NICO Touches the Walls
“NICO Touches the Walls FREE LIVE in 代々木公園”
5月16日(水)代々木公園野外ステージ
開催告知がわずか一週間前という超直近インフォメーションにも関わらず、代々木公園野外ステージに集った聴衆の、その数なんと7000人! 歩道橋まで及ぶ人波、上昇気流に乗る彼らの勢いを知るには十二分に足る壮観の光景だ。舞台前にはこの日リリースされたニューシングル「夏の大三角形」購入者限定の優先ゾーン、その名も“大三角形エリア”が設けられ、開演予定の30分前にはすでにすし詰め状態。野外とは思えないほどの熱気を立ちのぼらせている。もちろんフリーライヴゆえ、たまたま通りがかって足を留めた者、興味半分で様子を伺いにやってきた者も少なからずいただろう。しかし、それが却って彼らに対する世の中の注目度の高さを物語っているのだという気がする。
開演予定時刻きっかりにSEが切り替わった。まだ空は明るいが、ライトの灯ったステージはそれを上回ってまばゆい。大きな拍手と歓声に迎えられ、楽器を構える4人。 「どうもNICO Touches the Wallsです!」
光村龍哉の第一声に俄然、空気が膨張する。今日はことのほか暑い1日だったが、この瞬間、増幅した熱で代々木だけさらに気温が上がってしまったかもしれない。本気でそう思いたくなるくらいオーディエンスのスタートダッシュは凄まじく、1曲目にして一時演奏中断となるほどの熱狂ぶり。しかし彼らも動じない。冷静に観客を気遣い、事態が収まると演奏の止まったところから曲に戻るというファインプレーで客席を魅了するのだからさすがだ。輪郭線は端正ながら内にたぎる熱量は尋常じゃない。そんなNICO Touches the Wallsの本領をのっけからひしと感じさせるステージングに、ライヴは2曲目「バイシクル」で早くも最初の沸点を越えた。

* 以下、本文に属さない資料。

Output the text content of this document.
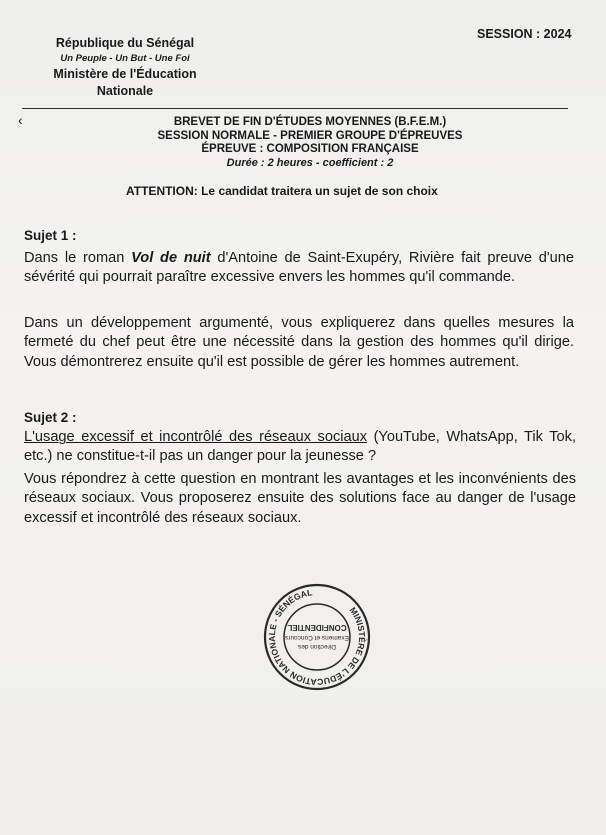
République du Sénégal
Un Peuple - Un But - Une Foi
Ministère de l'Éducation
Nationale
SESSION : 2024
‹	BREVET DE FIN D'ÉTUDES MOYENNES (B.F.E.M.)
SESSION NORMALE - PREMIER GROUPE D'ÉPREUVES
ÉPREUVE : COMPOSITION FRANÇAISE
Durée : 2 heures - coefficient : 2
ATTENTION: Le candidat traitera un sujet de son choix
Sujet 1 :
Dans le roman Vol de nuit d'Antoine de Saint-Exupéry, Rivière fait preuve d'une sévérité qui pourrait paraître excessive envers les hommes qu'il commande.
Dans un développement argumenté, vous expliquerez dans quelles mesures la fermeté du chef peut être une nécessité dans la gestion des hommes qu'il dirige. Vous démontrerez ensuite qu'il est possible de gérer les hommes autrement.
Sujet 2 :
L'usage excessif et incontrôlé des réseaux sociaux (YouTube, WhatsApp, Tik Tok, etc.) ne constitue-t-il pas un danger pour la jeunesse ?
Vous répondrez à cette question en montrant les avantages et les inconvénients des réseaux sociaux. Vous proposerez ensuite des solutions face au danger de l'usage excessif et incontrôlé des réseaux sociaux.
MINISTÈRE DE L'ÉDUCATION NATIONALE - SÉNÉGAL
Direction des
Examens et Concours
CONFIDENTIEL
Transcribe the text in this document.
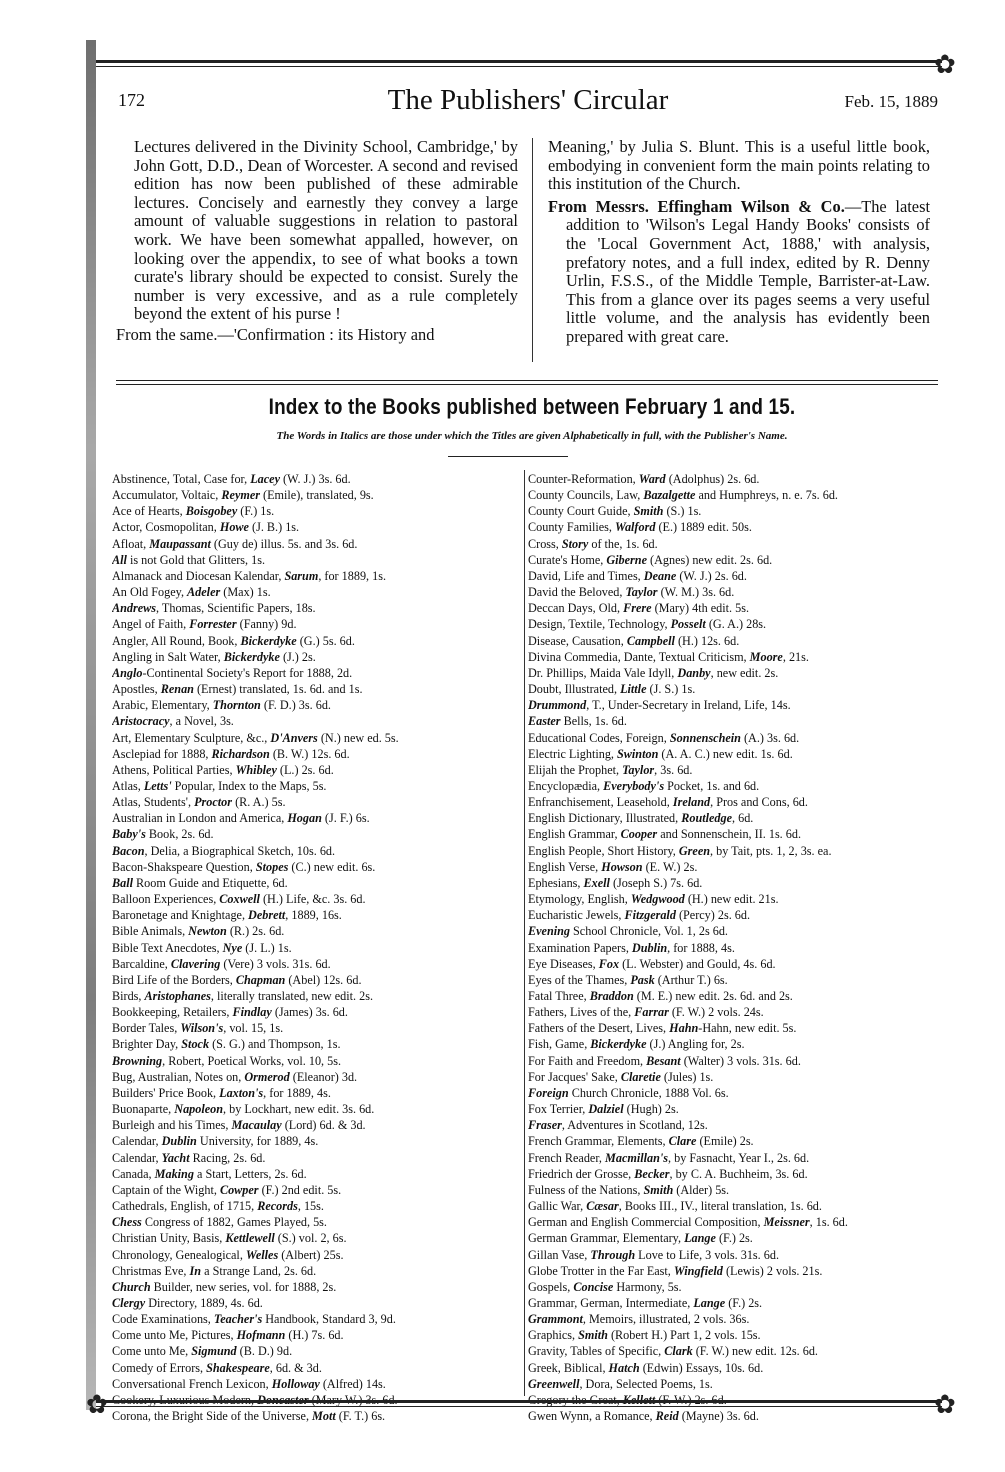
✿
172	The Publishers' Circular	Feb. 15, 1889

Lectures delivered in the Divinity School, Cambridge,' by John Gott, D.D., Dean of Worcester. A second and revised edition has now been published of these admirable lectures. Concisely and earnestly they convey a large amount of valuable suggestions in relation to pastoral work. We have been somewhat appalled, however, on looking over the appendix, to see of what books a town curate's library should be expected to consist. Surely the number is very excessive, and as a rule completely beyond the extent of his purse !

From the same.—'Confirmation : its History and

Meaning,' by Julia S. Blunt. This is a useful little book, embodying in convenient form the main points relating to this institution of the Church.

From Messrs. Effingham Wilson & Co.—The latest addition to 'Wilson's Legal Handy Books' consists of the 'Local Government Act, 1888,' with analysis, prefatory notes, and a full index, edited by R. Denny Urlin, F.S.S., of the Middle Temple, Barrister-at-Law. This from a glance over its pages seems a very useful little volume, and the analysis has evidently been prepared with great care.

Index to the Books published between February 1 and 15.
The Words in Italics are those under which the Titles are given Alphabetically in full, with the Publisher's Name.
Abstinence, Total, Case for, Lacey (W. J.) 3s. 6d.
Accumulator, Voltaic, Reymer (Emile), translated, 9s.
Ace of Hearts, Boisgobey (F.) 1s.
Actor, Cosmopolitan, Howe (J. B.) 1s.
Afloat, Maupassant (Guy de) illus. 5s. and 3s. 6d.
All is not Gold that Glitters, 1s.
Almanack and Diocesan Kalendar, Sarum, for 1889, 1s.
An Old Fogey, Adeler (Max) 1s.
Andrews, Thomas, Scientific Papers, 18s.
Angel of Faith, Forrester (Fanny) 9d.
Angler, All Round, Book, Bickerdyke (G.) 5s. 6d.
Angling in Salt Water, Bickerdyke (J.) 2s.
Anglo-Continental Society's Report for 1888, 2d.
Apostles, Renan (Ernest) translated, 1s. 6d. and 1s.
Arabic, Elementary, Thornton (F. D.) 3s. 6d.
Aristocracy, a Novel, 3s.
Art, Elementary Sculpture, &c., D'Anvers (N.) new ed. 5s.
Asclepiad for 1888, Richardson (B. W.) 12s. 6d.
Athens, Political Parties, Whibley (L.) 2s. 6d.
Atlas, Letts' Popular, Index to the Maps, 5s.
Atlas, Students', Proctor (R. A.) 5s.
Australian in London and America, Hogan (J. F.) 6s.
Baby's Book, 2s. 6d.
Bacon, Delia, a Biographical Sketch, 10s. 6d.
Bacon-Shakspeare Question, Stopes (C.) new edit. 6s.
Ball Room Guide and Etiquette, 6d.
Balloon Experiences, Coxwell (H.) Life, &c. 3s. 6d.
Baronetage and Knightage, Debrett, 1889, 16s.
Bible Animals, Newton (R.) 2s. 6d.
Bible Text Anecdotes, Nye (J. L.) 1s.
Barcaldine, Clavering (Vere) 3 vols. 31s. 6d.
Bird Life of the Borders, Chapman (Abel) 12s. 6d.
Birds, Aristophanes, literally translated, new edit. 2s.
Bookkeeping, Retailers, Findlay (James) 3s. 6d.
Border Tales, Wilson's, vol. 15, 1s.
Brighter Day, Stock (S. G.) and Thompson, 1s.
Browning, Robert, Poetical Works, vol. 10, 5s.
Bug, Australian, Notes on, Ormerod (Eleanor) 3d.
Builders' Price Book, Laxton's, for 1889, 4s.
Buonaparte, Napoleon, by Lockhart, new edit. 3s. 6d.
Burleigh and his Times, Macaulay (Lord) 6d. & 3d.
Calendar, Dublin University, for 1889, 4s.
Calendar, Yacht Racing, 2s. 6d.
Canada, Making a Start, Letters, 2s. 6d.
Captain of the Wight, Cowper (F.) 2nd edit. 5s.
Cathedrals, English, of 1715, Records, 15s.
Chess Congress of 1882, Games Played, 5s.
Christian Unity, Basis, Kettlewell (S.) vol. 2, 6s.
Chronology, Genealogical, Welles (Albert) 25s.
Christmas Eve, In a Strange Land, 2s. 6d.
Church Builder, new series, vol. for 1888, 2s.
Clergy Directory, 1889, 4s. 6d.
Code Examinations, Teacher's Handbook, Standard 3, 9d.
Come unto Me, Pictures, Hofmann (H.) 7s. 6d.
Come unto Me, Sigmund (B. D.) 9d.
Comedy of Errors, Shakespeare, 6d. & 3d.
Conversational French Lexicon, Holloway (Alfred) 14s.
Corona, the Bright Side of the Universe, Mott (F. T.) 6s.
Counter-Reformation, Ward (Adolphus) 2s. 6d.
County Councils, Law, Bazalgette and Humphreys, n. e. 7s. 6d.
County Court Guide, Smith (S.) 1s.
County Families, Walford (E.) 1889 edit. 50s.
Cross, Story of the, 1s. 6d.
Curate's Home, Giberne (Agnes) new edit. 2s. 6d.
David, Life and Times, Deane (W. J.) 2s. 6d.
David the Beloved, Taylor (W. M.) 3s. 6d.
Deccan Days, Old, Frere (Mary) 4th edit. 5s.
Design, Textile, Technology, Posselt (G. A.) 28s.
Disease, Causation, Campbell (H.) 12s. 6d.
Divina Commedia, Dante, Textual Criticism, Moore, 21s.
Dr. Phillips, Maida Vale Idyll, Danby, new edit. 2s.
Doubt, Illustrated, Little (J. S.) 1s.
Drummond, T., Under-Secretary in Ireland, Life, 14s.
Easter Bells, 1s. 6d.
Educational Codes, Foreign, Sonnenschein (A.) 3s. 6d.
Electric Lighting, Swinton (A. A. C.) new edit. 1s. 6d.
Elijah the Prophet, Taylor, 3s. 6d.
Encyclopædia, Everybody's Pocket, 1s. and 6d.
Enfranchisement, Leasehold, Ireland, Pros and Cons, 6d.
English Dictionary, Illustrated, Routledge, 6d.
English Grammar, Cooper and Sonnenschein, II. 1s. 6d.
English People, Short History, Green, by Tait, pts. 1, 2, 3s. ea.
English Verse, Howson (E. W.) 2s.
Ephesians, Exell (Joseph S.) 7s. 6d.
Etymology, English, Wedgwood (H.) new edit. 21s.
Eucharistic Jewels, Fitzgerald (Percy) 2s. 6d.
Evening School Chronicle, Vol. 1, 2s 6d.
Examination Papers, Dublin, for 1888, 4s.
Eye Diseases, Fox (L. Webster) and Gould, 4s. 6d.
Eyes of the Thames, Pask (Arthur T.) 6s.
Fatal Three, Braddon (M. E.) new edit. 2s. 6d. and 2s.
Fathers, Lives of the, Farrar (F. W.) 2 vols. 24s.
Fathers of the Desert, Lives, Hahn-Hahn, new edit. 5s.
Fish, Game, Bickerdyke (J.) Angling for, 2s.
For Faith and Freedom, Besant (Walter) 3 vols. 31s. 6d.
For Jacques' Sake, Claretie (Jules) 1s.
Foreign Church Chronicle, 1888 Vol. 6s.
Fox Terrier, Dalziel (Hugh) 2s.
Fraser, Adventures in Scotland, 12s.
French Grammar, Elements, Clare (Emile) 2s.
French Reader, Macmillan's, by Fasnacht, Year I., 2s. 6d.
Friedrich der Grosse, Becker, by C. A. Buchheim, 3s. 6d.
Fulness of the Nations, Smith (Alder) 5s.
Gallic War, Cæsar, Books III., IV., literal translation, 1s. 6d.
German and English Commercial Composition, Meissner, 1s. 6d.
German Grammar, Elementary, Lange (F.) 2s.
Gillan Vase, Through Love to Life, 3 vols. 31s. 6d.
Globe Trotter in the Far East, Wingfield (Lewis) 2 vols. 21s.
Gospels, Concise Harmony, 5s.
Grammar, German, Intermediate, Lange (F.) 2s.
Grammont, Memoirs, illustrated, 2 vols. 36s.
Graphics, Smith (Robert H.) Part 1, 2 vols. 15s.
Gravity, Tables of Specific, Clark (F. W.) new edit. 12s. 6d.
Greek, Biblical, Hatch (Edwin) Essays, 10s. 6d.
Greenwell, Dora, Selected Poems, 1s.
Gwen Wynn, a Romance, Reid (Mayne) 3s. 6d.
✿	✿
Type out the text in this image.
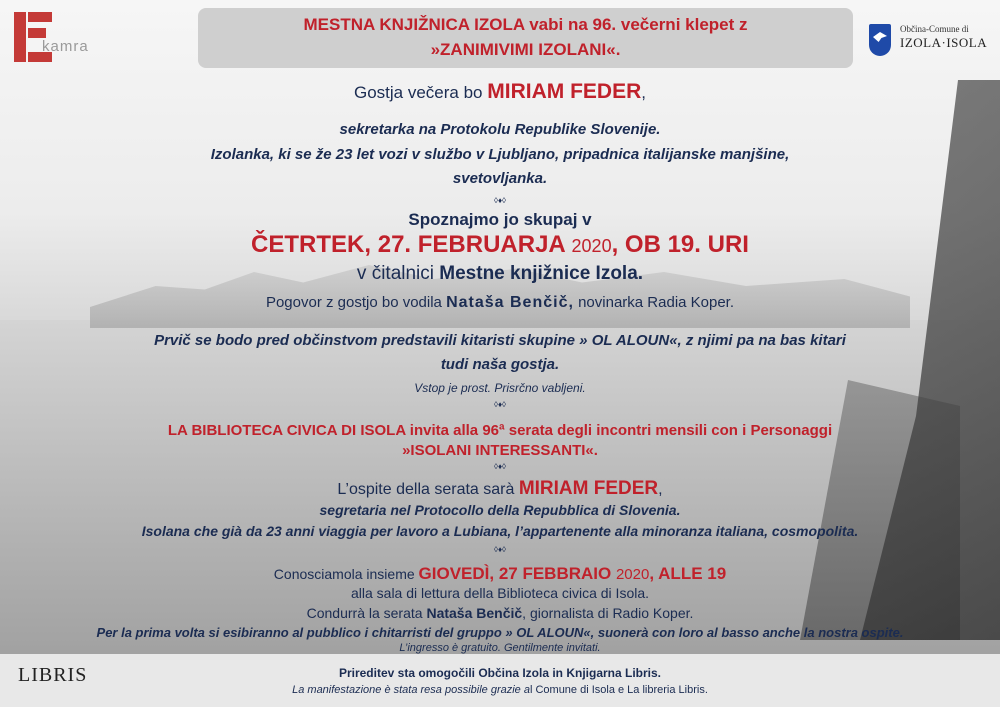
kamra
MESTNA KNJIŽNICA IZOLA vabi na 96. večerni klepet z
»ZANIMIVIMI IZOLANI«.
Občina-Comune di
IZOLA·ISOLA
Gostja večera bo MIRIAM FEDER,
sekretarka na Protokolu Republike Slovenije.
Izolanka, ki se že 23 let vozi v službo v Ljubljano, pripadnica italijanske manjšine,
svetovljanka.
◊♦◊
Spoznajmo jo skupaj v
ČETRTEK, 27. FEBRUARJA 2020, OB 19. URI
v čitalnici Mestne knjižnice Izola.
Pogovor z gostjo bo vodila Nataša Benčič, novinarka Radia Koper.
Prvič se bodo pred občinstvom predstavili kitaristi skupine » OL ALOUN«, z njimi pa na bas kitari
tudi naša gostja.
Vstop je prost. Prisrčno vabljeni.
◊♦◊
LA BIBLIOTECA CIVICA DI ISOLA invita alla 96ª serata degli incontri mensili con i Personaggi
»ISOLANI INTERESSANTI«.
◊♦◊
L’ospite della serata sarà MIRIAM FEDER,
segretaria nel Protocollo della Repubblica di Slovenia.
Isolana che già da 23 anni viaggia per lavoro a Lubiana, l’appartenente alla minoranza italiana, cosmopolita.
◊♦◊
Conosciamola insieme GIOVEDÌ, 27 FEBBRAIO 2020, ALLE 19
alla sala di lettura della Biblioteca civica di Isola.
Condurrà la serata Nataša Benčič, giornalista di Radio Koper.
Per la prima volta si esibiranno al pubblico i chitarristi del gruppo » OL ALOUN«, suonerà con loro al basso anche la nostra ospite.
L’ingresso è gratuito. Gentilmente invitati.
LIBRIS	Prireditev sta omogočili Občina Izola in Knjigarna Libris.
La manifestazione è stata resa possibile grazie al Comune di Isola e La libreria Libris.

「平日にも関わらずめちゃくちゃすごい数の人が集まってくれて本当にありがとうございます! リリース日にライヴがやれるのはすごくうれしいです。しかも昨日は雨でしたけど今日は1日いい天気で、今年初の夏日も記録したということで。まさに「夏の大三角形」日和でございます!」
すぐさま客席から“晴れ男!”と合いの手が入る。と、ここまで振っておいて次に「夏の雪」を聴かせるあたりがまたニクいではないか。時折、吹き抜ける夜風が叙情を運ぶ。続く「ラッパと娘」では一転、ある意味、彼らの真骨頂ともいうべきブルージーなアンサンブルを骨太に響かせ、そうしていよいよ大本命「夏の大三角形」へ。
「ライヴもCDも命がけ、どっちもすごく大事に作ってる。だからこうやってCDの発売日に集まってもらって、みんなで楽しい時間を共有できるのは素晴らしいことだなと改めて思います」
暮れ始めた空の下、青く発光するステージ。夜空に光の尾を引いて星が飛んでいくように、歌声が、音が夕闇を渡り、大地へと降り注ぐ。彼らと空とオーディエンス。その3つを結ぶ軌跡をたどればまさしく大きな三角形が描かれる。星座に負けない、綺麗な代々木の大三角形が。
エッジの立ったロックンロールチューン「THE BUNGY」で魅せた楽器パート同士の掛け合い、ブルースハープも加わってますます加速するアンサンブル、オーディエンスとのコール&レスポンス。ラストナンバー「手をたたけ」で7000人のクラップを街中に轟かせる頃にはすっかり夜だった。全7曲のステージ。刻々と移り変わる空の色、グラデーションする空気の中でNICO Touches theWallsの音楽を、躍動する情熱をリアルに味わうことができた得難い1時間だった。リリース日であり、また、夏の一歩手前という繊細な季節感も合わせて、そう思う。
この先に控える夏フェス、そして秋からの全国ツアーがますますもって楽しみだ。